Verticordia forrestii

Scientific classification
- Kingdom: Plantae
- Clade: Tracheophytes
- Clade: Angiosperms
- Clade: Eudicots
- Clade: Rosids
- Order: Myrtales
- Family: Myrtaceae
- Genus: Verticordia
- Subgenus: Verticordia subg. Eperephes
- Section: Verticordia sect. Pennuligera
- Species: V. forrestii
- Binomial name: Verticordia forrestii F.Muell.

= Verticordia forrestii =

- Genus: Verticordia
- Species: forrestii
- Authority: F.Muell.

Species of flowering plant

Verticordia forrestii, commonly known as Forrest's featherflower, is a flowering plant in the myrtle family, Myrtaceae and is endemic to the north-west of Western Australia. It is a shrub with small, egg-shaped leaves and massed displays of scented pink to red flowers in spring.

==Description==
Verticordia forrestii is a highly branched, often dense shrub which grows to a height of 0.45-2 m. Its leaves are egg-shaped to almost round but have a pointed end and are 1-2 mm long.

The flowers are scented and arranged in short, spike-like groups on thick, spreading stems 1.0-2.5 mm long and the flowers open at about the same time as each other. The floral cup is broadly top-shaped, 2-3 mm long, glabrous, warty and has 5 ribs and green appendages about 1 mm long. The sepals are pale to bright pink or dark reddish-pink, fading to white, or sometimes white, 4.5-5 mm long, with 9 to 13 feathery lobes and two small, hairy, ear-like appendages. The petals are erect and a similar colour to the sepals, 4.5-6 mm long, with a hairy fringe. The style is 4-6 mm long, bent at first but gradually straightening and has hairs mainly on one side. Flowering time is from July to November.

==Taxonomy and naming==
Verticordia forrestii was first formally described by Ferdinand von Mueller in 1883 and the description was published in Southern Science Record. The specific epithet (forrestii) honours Forrest, the explorer and statesman who made the type collection near the Gascoyne River in 1882.
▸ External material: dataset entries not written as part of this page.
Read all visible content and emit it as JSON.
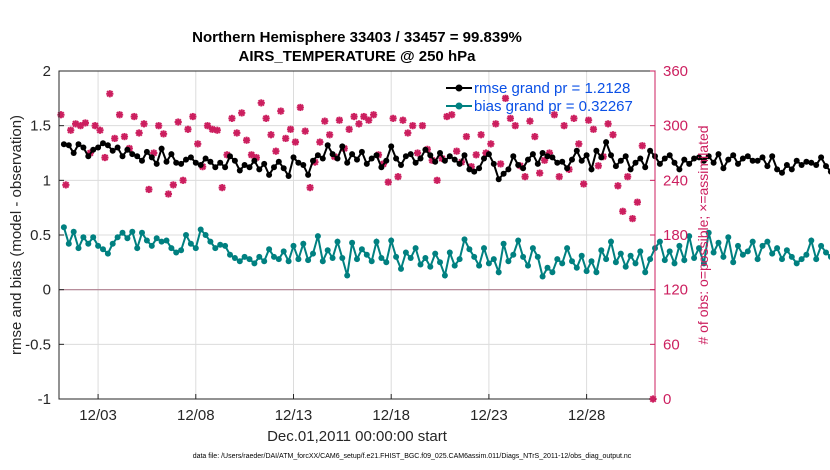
{
  "chart_data": {
    "type": "line",
    "title_line1": "Northern Hemisphere 33403 / 33457 = 99.839%",
    "title_line2": "AIRS_TEMPERATURE @ 250 hPa",
    "xlabel": "Dec.01,2011 00:00:00 start",
    "ylabel": "rmse and bias (model - observation)",
    "y2label": "# of obs: o=possible; ×=assimilated",
    "footer": "data file: /Users/raeder/DAI/ATM_forcXX/CAM6_setup/f.e21.FHIST_BGC.f09_025.CAM6assim.011/Diags_NTrS_2011-12/obs_diag_output.nc",
    "xlim": [
      0,
      30.5
    ],
    "ylim": [
      -1,
      2
    ],
    "y2lim": [
      0,
      360
    ],
    "x_tick_positions": [
      2,
      7,
      12,
      17,
      22,
      27
    ],
    "x_tick_labels": [
      "12/03",
      "12/08",
      "12/13",
      "12/18",
      "12/23",
      "12/28"
    ],
    "y_ticks": [
      -1,
      -0.5,
      0,
      0.5,
      1,
      1.5,
      2
    ],
    "y_tick_labels": [
      "-1",
      "-0.5",
      "0",
      "0.5",
      "1",
      "1.5",
      "2"
    ],
    "y2_ticks": [
      0,
      60,
      120,
      180,
      240,
      300,
      360
    ],
    "y2_tick_labels": [
      "0",
      "60",
      "120",
      "180",
      "240",
      "300",
      "360"
    ],
    "grid": true,
    "legend_location": "top-right",
    "colors": {
      "rmse": "#000000",
      "bias": "#008080",
      "obs": "#cc1f5f",
      "zero": "#b08090",
      "legend_text": "#0a50e6"
    },
    "series": [
      {
        "name": "rmse grand pr = 1.2128",
        "t_start": 0.25,
        "t_step": 0.25,
        "values": [
          1.33,
          1.32,
          1.25,
          1.33,
          1.3,
          1.22,
          1.28,
          1.3,
          1.34,
          1.32,
          1.27,
          1.3,
          1.22,
          1.28,
          1.24,
          1.22,
          1.18,
          1.26,
          1.21,
          1.15,
          1.29,
          1.17,
          1.24,
          1.16,
          1.15,
          1.19,
          1.21,
          1.16,
          1.14,
          1.2,
          1.17,
          1.12,
          1.16,
          1.12,
          1.22,
          1.18,
          1.09,
          1.14,
          1.12,
          1.18,
          1.1,
          1.15,
          1.05,
          1.12,
          1.17,
          1.11,
          1.04,
          1.21,
          1.16,
          1.14,
          1.05,
          1.18,
          1.23,
          1.2,
          1.32,
          1.24,
          1.2,
          1.31,
          1.16,
          1.24,
          1.19,
          1.26,
          1.15,
          1.2,
          1.23,
          1.12,
          1.18,
          1.31,
          1.2,
          1.14,
          1.22,
          1.24,
          1.16,
          1.2,
          1.28,
          1.23,
          1.17,
          1.25,
          1.18,
          1.22,
          1.19,
          1.15,
          1.23,
          1.1,
          1.08,
          1.11,
          1.2,
          1.24,
          1.15,
          1.01,
          1.06,
          1.1,
          1.22,
          1.14,
          1.11,
          1.19,
          1.24,
          1.15,
          1.25,
          1.22,
          1.21,
          1.16,
          1.17,
          1.11,
          1.19,
          1.27,
          1.18,
          1.23,
          1.1,
          1.27,
          1.21,
          1.35,
          1.23,
          1.13,
          1.18,
          1.22,
          1.1,
          1.16,
          1.2,
          1.12,
          1.27,
          1.22,
          1.15,
          1.2,
          1.23,
          1.16,
          1.1,
          1.19,
          1.15,
          1.2,
          1.21,
          1.18,
          1.22,
          1.16,
          1.24,
          1.11,
          1.19,
          1.23,
          1.15,
          1.2,
          1.22,
          1.18,
          1.18,
          1.21,
          1.13,
          1.22,
          1.1,
          1.07,
          1.14,
          1.1,
          1.18,
          1.14,
          1.17,
          1.16,
          1.14,
          1.21,
          1.13,
          1.08,
          1.16,
          1.16,
          1.13,
          1.1,
          1.07,
          1.15,
          1.13,
          1.08,
          1.18,
          1.12,
          1.02,
          1.0
        ]
      },
      {
        "name": "bias grand pr = 0.32267",
        "t_start": 0.25,
        "t_step": 0.25,
        "values": [
          0.57,
          0.42,
          0.53,
          0.38,
          0.48,
          0.42,
          0.48,
          0.4,
          0.37,
          0.33,
          0.42,
          0.48,
          0.52,
          0.47,
          0.53,
          0.38,
          0.52,
          0.45,
          0.4,
          0.47,
          0.44,
          0.45,
          0.38,
          0.34,
          0.36,
          0.5,
          0.42,
          0.38,
          0.55,
          0.5,
          0.44,
          0.38,
          0.41,
          0.4,
          0.32,
          0.29,
          0.26,
          0.3,
          0.28,
          0.24,
          0.3,
          0.26,
          0.37,
          0.3,
          0.28,
          0.35,
          0.26,
          0.4,
          0.28,
          0.42,
          0.27,
          0.33,
          0.49,
          0.26,
          0.36,
          0.29,
          0.44,
          0.29,
          0.13,
          0.43,
          0.28,
          0.37,
          0.32,
          0.26,
          0.44,
          0.29,
          0.25,
          0.45,
          0.3,
          0.19,
          0.34,
          0.29,
          0.38,
          0.23,
          0.29,
          0.21,
          0.33,
          0.25,
          0.13,
          0.34,
          0.22,
          0.28,
          0.46,
          0.37,
          0.3,
          0.22,
          0.38,
          0.24,
          0.28,
          0.16,
          0.42,
          0.26,
          0.32,
          0.45,
          0.3,
          0.22,
          0.38,
          0.3,
          0.12,
          0.2,
          0.16,
          0.28,
          0.24,
          0.38,
          0.26,
          0.2,
          0.31,
          0.17,
          0.26,
          0.16,
          0.36,
          0.28,
          0.44,
          0.25,
          0.33,
          0.21,
          0.31,
          0.24,
          0.35,
          0.16,
          0.28,
          0.38,
          0.44,
          0.27,
          0.35,
          0.24,
          0.4,
          0.27,
          0.49,
          0.29,
          0.38,
          0.24,
          0.52,
          0.34,
          0.43,
          0.3,
          0.48,
          0.25,
          0.4,
          0.32,
          0.35,
          0.44,
          0.28,
          0.4,
          0.44,
          0.33,
          0.38,
          0.28,
          0.36,
          0.3,
          0.24,
          0.28,
          0.32,
          0.45,
          0.28,
          0.4,
          0.34,
          0.3,
          0.36,
          0.28,
          0.37,
          0.3,
          0.44,
          0.26,
          0.3,
          0.24,
          0.34,
          0.36,
          0.33,
          0.3,
          0.26,
          0.28,
          0.32,
          0.26,
          0.2
        ]
      },
      {
        "name": "obs assimilated",
        "x": [
          0.1,
          0.35,
          0.6,
          0.85,
          1.1,
          1.35,
          1.6,
          1.85,
          2.1,
          2.35,
          2.6,
          2.85,
          3.1,
          3.35,
          3.6,
          3.85,
          4.1,
          4.35,
          4.6,
          4.85,
          5.1,
          5.35,
          5.6,
          5.85,
          6.1,
          6.35,
          6.6,
          6.85,
          7.1,
          7.35,
          7.6,
          7.85,
          8.1,
          8.35,
          8.6,
          8.85,
          9.1,
          9.35,
          9.6,
          9.85,
          10.1,
          10.35,
          10.6,
          10.85,
          11.1,
          11.35,
          11.6,
          11.85,
          12.1,
          12.35,
          12.6,
          12.85,
          13.1,
          13.35,
          13.6,
          13.85,
          14.1,
          14.35,
          14.6,
          14.85,
          15.1,
          15.35,
          15.6,
          15.85,
          16.1,
          16.35,
          16.6,
          16.85,
          17.1,
          17.35,
          17.6,
          17.85,
          18.1,
          18.35,
          18.6,
          18.85,
          19.1,
          19.35,
          19.6,
          19.85,
          20.1,
          20.35,
          20.6,
          20.85,
          21.1,
          21.35,
          21.6,
          21.85,
          22.1,
          22.35,
          22.6,
          22.85,
          23.1,
          23.35,
          23.6,
          23.85,
          24.1,
          24.35,
          24.6,
          24.85,
          25.1,
          25.35,
          25.6,
          25.85,
          26.1,
          26.35,
          26.6,
          26.85,
          27.1,
          27.35,
          27.6,
          27.85,
          28.1,
          28.35,
          28.6,
          28.85,
          29.1,
          29.35,
          29.6,
          29.85,
          30.4
        ],
        "values": [
          312,
          235,
          295,
          302,
          300,
          303,
          270,
          300,
          295,
          265,
          335,
          286,
          312,
          288,
          275,
          310,
          292,
          302,
          230,
          270,
          300,
          291,
          225,
          235,
          304,
          240,
          296,
          310,
          280,
          255,
          300,
          296,
          295,
          232,
          268,
          308,
          292,
          314,
          284,
          268,
          265,
          325,
          308,
          290,
          272,
          316,
          286,
          296,
          282,
          320,
          294,
          232,
          260,
          282,
          305,
          290,
          266,
          306,
          275,
          296,
          310,
          302,
          310,
          306,
          312,
          268,
          258,
          238,
          308,
          244,
          306,
          292,
          300,
          270,
          300,
          274,
          262,
          240,
          264,
          310,
          312,
          272,
          260,
          288,
          255,
          268,
          290,
          270,
          280,
          302,
          258,
          330,
          308,
          300,
          256,
          244,
          305,
          288,
          248,
          262,
          270,
          312,
          244,
          300,
          252,
          308,
          280,
          236,
          306,
          296,
          256,
          266,
          302,
          290,
          234,
          206,
          244,
          198,
          216,
          278,
          0
        ]
      }
    ]
  }
}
When Alex George reviewed the genus Verticordia in 1991, he placed this species in subgenus Eperephes, section Pennuligera along with V. comosa, V. lepidophylla, V. chrysostachys, V. aereiflora, V. dichroma, V. x eurardyensis, V. muelleriana, V. argentea, V. albida, V. fragrans, V. venusta, V. serotina, V. oculata, V. etheliana and V. grandis.

==Distribution and habitat==
This verticordia grows in deep sand on sand dunes in open shrubland. It occurs between Carnarvon and Onslow near the coast, inland as far as Ashburton Downs and Wiluna, south-east to the Kennedy Range and almost to the Wooramel River, in the Carnarvon, Gascoyne, Murchison and Pilbara biogeographic regions. An early collection was made further northeast, at Roebourne, although it has not been found since then.

==Ecology==
The flowers of V. forrestii are often visited by small bees, (Euryhesma forrestii) from the Family Colletidae.

==Conservation==
Verticordia forrestii is classified as "not threatened" by the Western Australian Government Department of Parks and Wildlife.

==Use in horticulture==
This verticordia is an ornamental shrub, usually no more than 1 m high in cultivation. It is best suited to warmer climates. The flowers first appear during November, continuing until April, opening together and nearly covering the leaves and branches. It has been propagated from both cuttings and seed and grows best in sandy soil in a sunny position.